The Quincy Hawks are the athletic teams that represent Quincy University, located in Quincy, Illinois, in NCAA Division II intercollegiate sports. The Hawks compete as members of the West Division of the Great Lakes Valley Conference for all sports except men's volleyball, which is a member of the Midwestern Intercollegiate Volleyball Association. Since there is no men's volleyball at the Division II level, the men's volleyball team is the only program that plays at the Division I level. QU joined the GLVC in 1994.

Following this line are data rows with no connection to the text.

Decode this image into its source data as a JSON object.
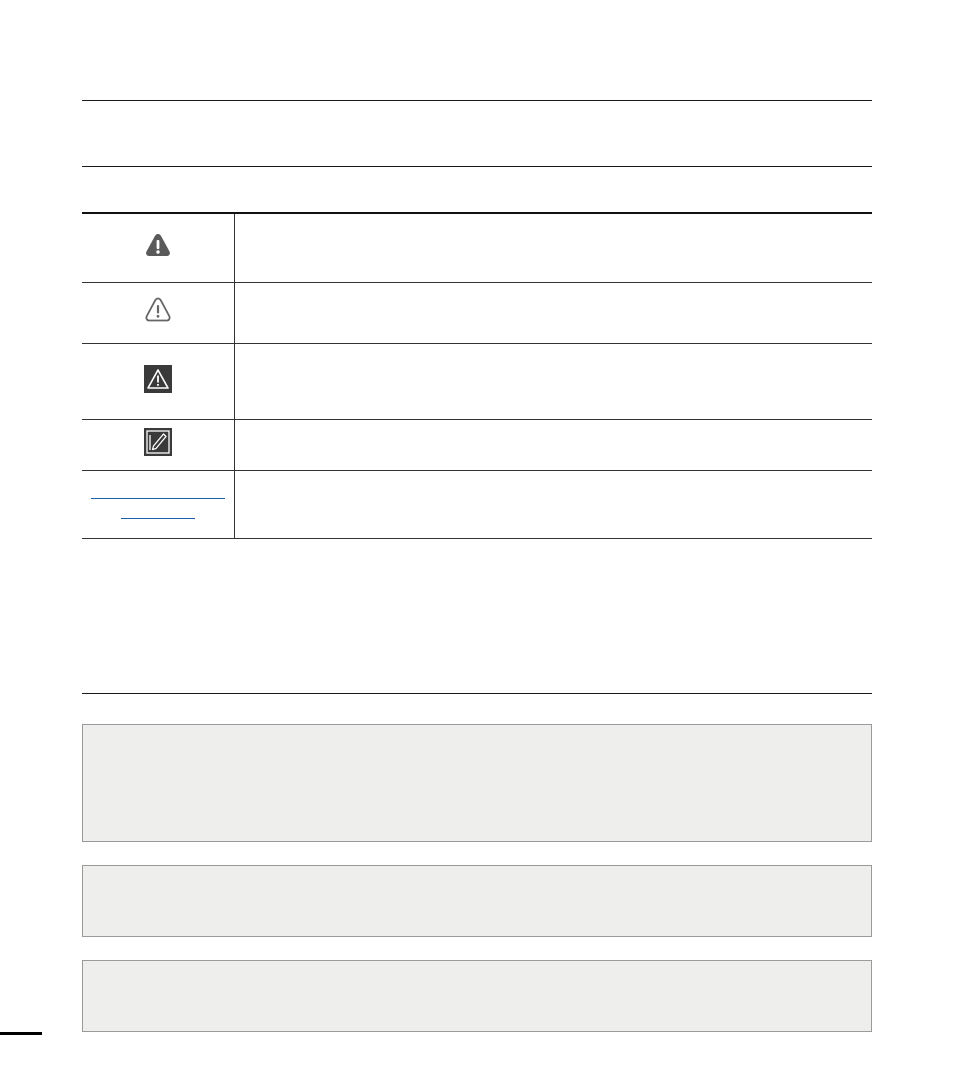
{
  "header": {
    "title": ""
  },
  "icon_table": {
    "rows": [
      {
        "icon": "warning-filled-icon",
        "description": ""
      },
      {
        "icon": "caution-outline-icon",
        "description": ""
      },
      {
        "icon": "caution-triangle-icon",
        "description": ""
      },
      {
        "icon": "note-pen-icon",
        "description": ""
      },
      {
        "icon": "link-reference",
        "description": ""
      }
    ]
  },
  "colors": {
    "rule": "#1a1a1a",
    "note_background": "#eeeeec",
    "note_border": "#9a9a9a",
    "link": "#1a5fa8",
    "icon_dark": "#555555"
  },
  "notes": [
    {
      "text": ""
    },
    {
      "text": ""
    },
    {
      "text": ""
    }
  ]
}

Quincy added women's lacrosse in 2017 and men's lacrosse in 2018, bringing the total number of programs up to 23. Sprint football, a weight-restricted form of American football governed outside the NCAA structure, became the 24th varsity sport in 2022. QU is one of six charter members of the Midwest Sprint Football League.

Varsity teams

List of teams
 
 
Men's sports (13) 
 Baseball
 Basketball
 Bowling
 Cross country
 Football
 Golf
 Lacrosse
 Soccer
 Sprint football
 Tennis
 Track and field
 Volleyball

 
Women's sports (11) 
 Basketball
 Bowling
 Cross country
 Golf
 Lacrosse
 Soccer
 Softball
 Tennis
 Track and field
 Volleyball

National championships

Team

Individual sports

Football
First Season - 1916

1993 National Champion - No. 1 in the final NCAA Division II Non-Scholarship Football Poll released by Don Hansen's National College Football Weekly Gazette.

Soccer
The men's soccer team won the NAIA national men's soccer championship a record eleven times, 1966–67, 1971, 1973–75, and 1977–81 (the five consecutive titles is also a record) and finished second in 1968 and 1970. The program moved to the NCAA's Division I in 1984.  From 1987 through 1990, the Hawks competed in the Big Central Soccer Conference and was an associate member of the Mid-Continent Conference in 1994 and 1995. In 1996, both Quincy and SIU Edwardsville joined the GLVC, stepping down to division II.

Softball
Prior to joining the NCAA, Quincy's women won the NAIA national softball championship in 1985 (after being runners-up the previous year).